Certains polars s'écartent sensiblement de cette description, mais c'est que la maladie ne fait que commencer.

Le polar traîne tourjours quelque microbe. Comme il ne se soigne jamais, c'est un véritable bouillon de culture. Il tousse, il a trois mouchoirs dans chaque poche, mais, par distraction il se mouche dans son écharpe.

C'est un spectacle curieux de voir un polar se coucher (s'il ne dort pas tout habillé). Il le fait en lisant quelque livre ou revue de mathématiques, ce qui a joute encore à sa distraction naturelle. Il faut d'ailleurs un certain courage pour assister à cette opération et particulièrement au moment où il se déchausse.

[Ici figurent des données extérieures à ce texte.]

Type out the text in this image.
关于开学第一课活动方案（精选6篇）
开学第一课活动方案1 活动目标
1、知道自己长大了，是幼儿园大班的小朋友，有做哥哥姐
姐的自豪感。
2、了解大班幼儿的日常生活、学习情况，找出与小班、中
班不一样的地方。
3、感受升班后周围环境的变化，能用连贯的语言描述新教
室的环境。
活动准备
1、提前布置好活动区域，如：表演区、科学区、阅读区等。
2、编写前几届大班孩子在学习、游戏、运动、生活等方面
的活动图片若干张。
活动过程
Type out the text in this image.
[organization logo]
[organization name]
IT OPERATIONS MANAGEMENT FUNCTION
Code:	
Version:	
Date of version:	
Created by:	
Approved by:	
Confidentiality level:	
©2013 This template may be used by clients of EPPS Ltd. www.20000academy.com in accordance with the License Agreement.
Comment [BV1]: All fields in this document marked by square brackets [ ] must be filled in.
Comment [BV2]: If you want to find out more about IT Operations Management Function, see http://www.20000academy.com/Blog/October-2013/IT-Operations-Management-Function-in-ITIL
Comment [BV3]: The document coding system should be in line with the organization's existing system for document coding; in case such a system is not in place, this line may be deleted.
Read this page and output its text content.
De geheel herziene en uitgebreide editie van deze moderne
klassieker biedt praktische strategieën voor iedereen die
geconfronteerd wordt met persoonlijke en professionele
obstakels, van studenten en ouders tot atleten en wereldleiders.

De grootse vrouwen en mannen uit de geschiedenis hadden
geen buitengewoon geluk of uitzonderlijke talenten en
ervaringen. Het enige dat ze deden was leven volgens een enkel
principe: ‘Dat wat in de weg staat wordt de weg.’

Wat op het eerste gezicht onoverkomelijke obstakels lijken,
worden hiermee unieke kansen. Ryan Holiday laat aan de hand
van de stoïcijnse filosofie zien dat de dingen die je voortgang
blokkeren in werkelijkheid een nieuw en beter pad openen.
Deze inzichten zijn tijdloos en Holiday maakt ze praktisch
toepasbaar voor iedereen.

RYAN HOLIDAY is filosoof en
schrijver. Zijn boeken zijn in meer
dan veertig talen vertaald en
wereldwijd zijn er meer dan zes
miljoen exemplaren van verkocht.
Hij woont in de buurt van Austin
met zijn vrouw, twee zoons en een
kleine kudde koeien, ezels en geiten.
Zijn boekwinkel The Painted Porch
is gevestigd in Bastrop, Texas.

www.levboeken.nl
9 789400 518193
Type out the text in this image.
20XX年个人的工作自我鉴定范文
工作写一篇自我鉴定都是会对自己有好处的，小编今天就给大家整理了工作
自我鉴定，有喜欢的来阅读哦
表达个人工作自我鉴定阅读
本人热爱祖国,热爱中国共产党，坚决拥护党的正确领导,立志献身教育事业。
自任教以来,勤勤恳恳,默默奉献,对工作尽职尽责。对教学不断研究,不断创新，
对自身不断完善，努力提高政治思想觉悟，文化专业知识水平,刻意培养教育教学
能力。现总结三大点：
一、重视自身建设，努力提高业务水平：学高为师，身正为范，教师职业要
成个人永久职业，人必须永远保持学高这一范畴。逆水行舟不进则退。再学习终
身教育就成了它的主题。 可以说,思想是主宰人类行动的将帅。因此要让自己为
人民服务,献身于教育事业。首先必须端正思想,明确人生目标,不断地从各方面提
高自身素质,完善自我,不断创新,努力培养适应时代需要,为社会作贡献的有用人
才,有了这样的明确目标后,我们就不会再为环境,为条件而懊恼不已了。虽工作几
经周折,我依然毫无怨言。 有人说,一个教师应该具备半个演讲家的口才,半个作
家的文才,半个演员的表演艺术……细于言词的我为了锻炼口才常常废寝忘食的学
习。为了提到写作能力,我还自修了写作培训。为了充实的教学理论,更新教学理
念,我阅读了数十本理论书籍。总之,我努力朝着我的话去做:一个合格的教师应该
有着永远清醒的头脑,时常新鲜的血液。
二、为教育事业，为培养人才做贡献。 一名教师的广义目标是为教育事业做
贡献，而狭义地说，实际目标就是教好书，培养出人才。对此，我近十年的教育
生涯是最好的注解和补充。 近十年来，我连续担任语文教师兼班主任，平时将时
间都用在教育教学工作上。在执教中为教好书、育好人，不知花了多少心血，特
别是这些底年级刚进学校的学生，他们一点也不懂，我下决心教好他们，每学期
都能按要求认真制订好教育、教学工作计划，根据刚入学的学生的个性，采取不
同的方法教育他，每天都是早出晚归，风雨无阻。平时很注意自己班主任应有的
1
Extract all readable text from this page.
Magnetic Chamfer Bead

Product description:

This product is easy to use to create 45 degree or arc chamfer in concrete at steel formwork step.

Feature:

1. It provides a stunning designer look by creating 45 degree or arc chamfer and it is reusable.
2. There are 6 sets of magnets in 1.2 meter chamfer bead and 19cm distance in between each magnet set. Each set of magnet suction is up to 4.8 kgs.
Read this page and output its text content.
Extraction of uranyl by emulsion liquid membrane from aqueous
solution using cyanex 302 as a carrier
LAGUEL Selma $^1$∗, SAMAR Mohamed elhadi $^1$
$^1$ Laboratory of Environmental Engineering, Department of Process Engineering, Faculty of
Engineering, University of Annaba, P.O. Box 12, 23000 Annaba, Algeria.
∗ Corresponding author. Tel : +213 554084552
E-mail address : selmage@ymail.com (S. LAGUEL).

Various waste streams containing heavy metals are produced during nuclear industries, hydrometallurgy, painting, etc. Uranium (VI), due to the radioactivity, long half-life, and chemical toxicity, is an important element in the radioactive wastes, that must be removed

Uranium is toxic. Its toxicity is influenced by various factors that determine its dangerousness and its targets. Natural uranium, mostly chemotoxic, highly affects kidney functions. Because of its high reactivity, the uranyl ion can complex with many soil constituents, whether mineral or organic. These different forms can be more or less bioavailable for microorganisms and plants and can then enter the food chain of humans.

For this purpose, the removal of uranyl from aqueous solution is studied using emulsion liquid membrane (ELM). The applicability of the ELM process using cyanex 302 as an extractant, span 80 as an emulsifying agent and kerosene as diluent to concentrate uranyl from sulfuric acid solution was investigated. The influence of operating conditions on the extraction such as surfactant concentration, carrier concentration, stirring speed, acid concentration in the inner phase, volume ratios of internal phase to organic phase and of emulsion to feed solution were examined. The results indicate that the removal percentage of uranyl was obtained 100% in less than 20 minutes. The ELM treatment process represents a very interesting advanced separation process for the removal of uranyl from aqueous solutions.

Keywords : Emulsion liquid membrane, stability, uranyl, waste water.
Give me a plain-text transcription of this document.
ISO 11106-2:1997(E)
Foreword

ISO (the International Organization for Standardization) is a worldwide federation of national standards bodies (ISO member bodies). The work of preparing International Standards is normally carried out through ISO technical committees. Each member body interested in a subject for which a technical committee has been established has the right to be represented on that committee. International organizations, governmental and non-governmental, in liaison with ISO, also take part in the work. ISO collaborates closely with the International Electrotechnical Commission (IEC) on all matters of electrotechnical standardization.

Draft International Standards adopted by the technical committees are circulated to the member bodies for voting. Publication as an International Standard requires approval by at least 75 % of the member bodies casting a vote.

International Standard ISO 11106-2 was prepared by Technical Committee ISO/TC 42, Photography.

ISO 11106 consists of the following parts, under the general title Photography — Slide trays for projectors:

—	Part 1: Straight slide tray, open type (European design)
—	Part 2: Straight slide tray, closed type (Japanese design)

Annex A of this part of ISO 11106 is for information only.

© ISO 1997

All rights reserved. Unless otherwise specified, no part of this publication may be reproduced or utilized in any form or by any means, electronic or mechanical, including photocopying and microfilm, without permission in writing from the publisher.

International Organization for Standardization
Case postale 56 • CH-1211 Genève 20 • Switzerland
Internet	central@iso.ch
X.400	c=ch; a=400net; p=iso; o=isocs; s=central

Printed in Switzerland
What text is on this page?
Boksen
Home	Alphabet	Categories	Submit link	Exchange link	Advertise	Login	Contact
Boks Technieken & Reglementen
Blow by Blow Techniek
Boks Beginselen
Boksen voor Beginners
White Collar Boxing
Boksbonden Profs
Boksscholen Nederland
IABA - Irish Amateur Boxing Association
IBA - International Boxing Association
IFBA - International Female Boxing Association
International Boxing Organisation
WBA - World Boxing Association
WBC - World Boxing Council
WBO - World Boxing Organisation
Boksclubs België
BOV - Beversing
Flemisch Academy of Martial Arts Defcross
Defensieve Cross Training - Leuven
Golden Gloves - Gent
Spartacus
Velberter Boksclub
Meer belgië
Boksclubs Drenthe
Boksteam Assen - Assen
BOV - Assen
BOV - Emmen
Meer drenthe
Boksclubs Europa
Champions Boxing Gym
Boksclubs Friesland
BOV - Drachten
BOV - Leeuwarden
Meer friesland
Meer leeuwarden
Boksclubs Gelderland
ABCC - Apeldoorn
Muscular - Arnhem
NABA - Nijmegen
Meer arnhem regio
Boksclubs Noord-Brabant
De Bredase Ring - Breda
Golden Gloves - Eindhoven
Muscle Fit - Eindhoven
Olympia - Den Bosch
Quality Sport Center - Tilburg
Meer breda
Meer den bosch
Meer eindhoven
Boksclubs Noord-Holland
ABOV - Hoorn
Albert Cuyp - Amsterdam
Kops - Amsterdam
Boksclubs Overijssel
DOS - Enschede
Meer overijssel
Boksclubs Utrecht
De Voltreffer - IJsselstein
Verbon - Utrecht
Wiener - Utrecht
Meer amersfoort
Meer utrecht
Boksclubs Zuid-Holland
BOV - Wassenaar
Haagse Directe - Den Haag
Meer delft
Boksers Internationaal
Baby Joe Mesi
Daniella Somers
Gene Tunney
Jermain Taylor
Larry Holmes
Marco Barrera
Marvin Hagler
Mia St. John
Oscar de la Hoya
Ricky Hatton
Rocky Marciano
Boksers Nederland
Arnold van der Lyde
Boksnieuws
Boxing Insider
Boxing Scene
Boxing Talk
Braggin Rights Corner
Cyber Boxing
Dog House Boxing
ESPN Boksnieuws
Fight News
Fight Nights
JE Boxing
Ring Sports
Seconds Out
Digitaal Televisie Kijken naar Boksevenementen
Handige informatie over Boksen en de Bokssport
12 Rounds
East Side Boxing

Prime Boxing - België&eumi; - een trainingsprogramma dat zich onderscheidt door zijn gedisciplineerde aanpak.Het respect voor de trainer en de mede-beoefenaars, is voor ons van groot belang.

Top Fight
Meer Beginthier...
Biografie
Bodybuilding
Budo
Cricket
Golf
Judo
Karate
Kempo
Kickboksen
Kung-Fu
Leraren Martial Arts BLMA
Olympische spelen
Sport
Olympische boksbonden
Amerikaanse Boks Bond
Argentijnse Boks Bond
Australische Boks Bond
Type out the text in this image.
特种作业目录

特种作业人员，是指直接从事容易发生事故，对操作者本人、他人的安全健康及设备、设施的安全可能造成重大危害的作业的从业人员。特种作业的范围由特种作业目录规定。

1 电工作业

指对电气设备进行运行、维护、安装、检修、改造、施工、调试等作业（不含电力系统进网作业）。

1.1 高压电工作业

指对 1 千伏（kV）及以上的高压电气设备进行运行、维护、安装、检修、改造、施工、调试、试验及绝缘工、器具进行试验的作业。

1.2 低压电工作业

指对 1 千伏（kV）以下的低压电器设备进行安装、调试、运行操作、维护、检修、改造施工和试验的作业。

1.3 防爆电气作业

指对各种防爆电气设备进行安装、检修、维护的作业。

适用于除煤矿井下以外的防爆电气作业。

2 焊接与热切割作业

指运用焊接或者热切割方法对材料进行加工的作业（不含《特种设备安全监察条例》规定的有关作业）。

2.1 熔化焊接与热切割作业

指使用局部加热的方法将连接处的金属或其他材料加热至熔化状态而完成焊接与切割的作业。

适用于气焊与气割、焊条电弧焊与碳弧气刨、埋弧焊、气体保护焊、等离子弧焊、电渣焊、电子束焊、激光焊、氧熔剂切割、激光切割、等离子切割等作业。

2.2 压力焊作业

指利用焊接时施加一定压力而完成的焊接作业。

Je laisse aux connaisseurs le soin de caractériser l'odeur qui se dégage. Les chaussettes sont noires et couvertes d'un produit visqueux. Les pieds sont couverts de pustules et de furoncles qui suintent. Tous les vêtements sont à l'avenant.

La chambre du polar est un musée, un capharnaüm, un fatras, un méli-mélo, un bric-à-brac, une antre de chiffonier, un repaire de voleurs, un nid à rats malgré la pérsence d'un gros chat noir qui dort sur les genoux du maître de céans. Des mouchoirs traînent çà et là, piétinés dans la poussière, un livre jeté à terre déploie ses pages comme une fleur de vase, un carton à chapeau éventré trône sur une liasse de papiers jaunâtres. Le lit est défait et laisse voir des draps déchirés. Un matelas taché tombe en cascade sur un traversin qui laisse fuir la plume. La lumière est fournie par une vielle lampe à pétrole qui a l'avantage de chauffer la pièce en hiver.

Mais ne rentrez pas. Le polar trvaille. Ne troublez pas le feu sacré qui le tourmente.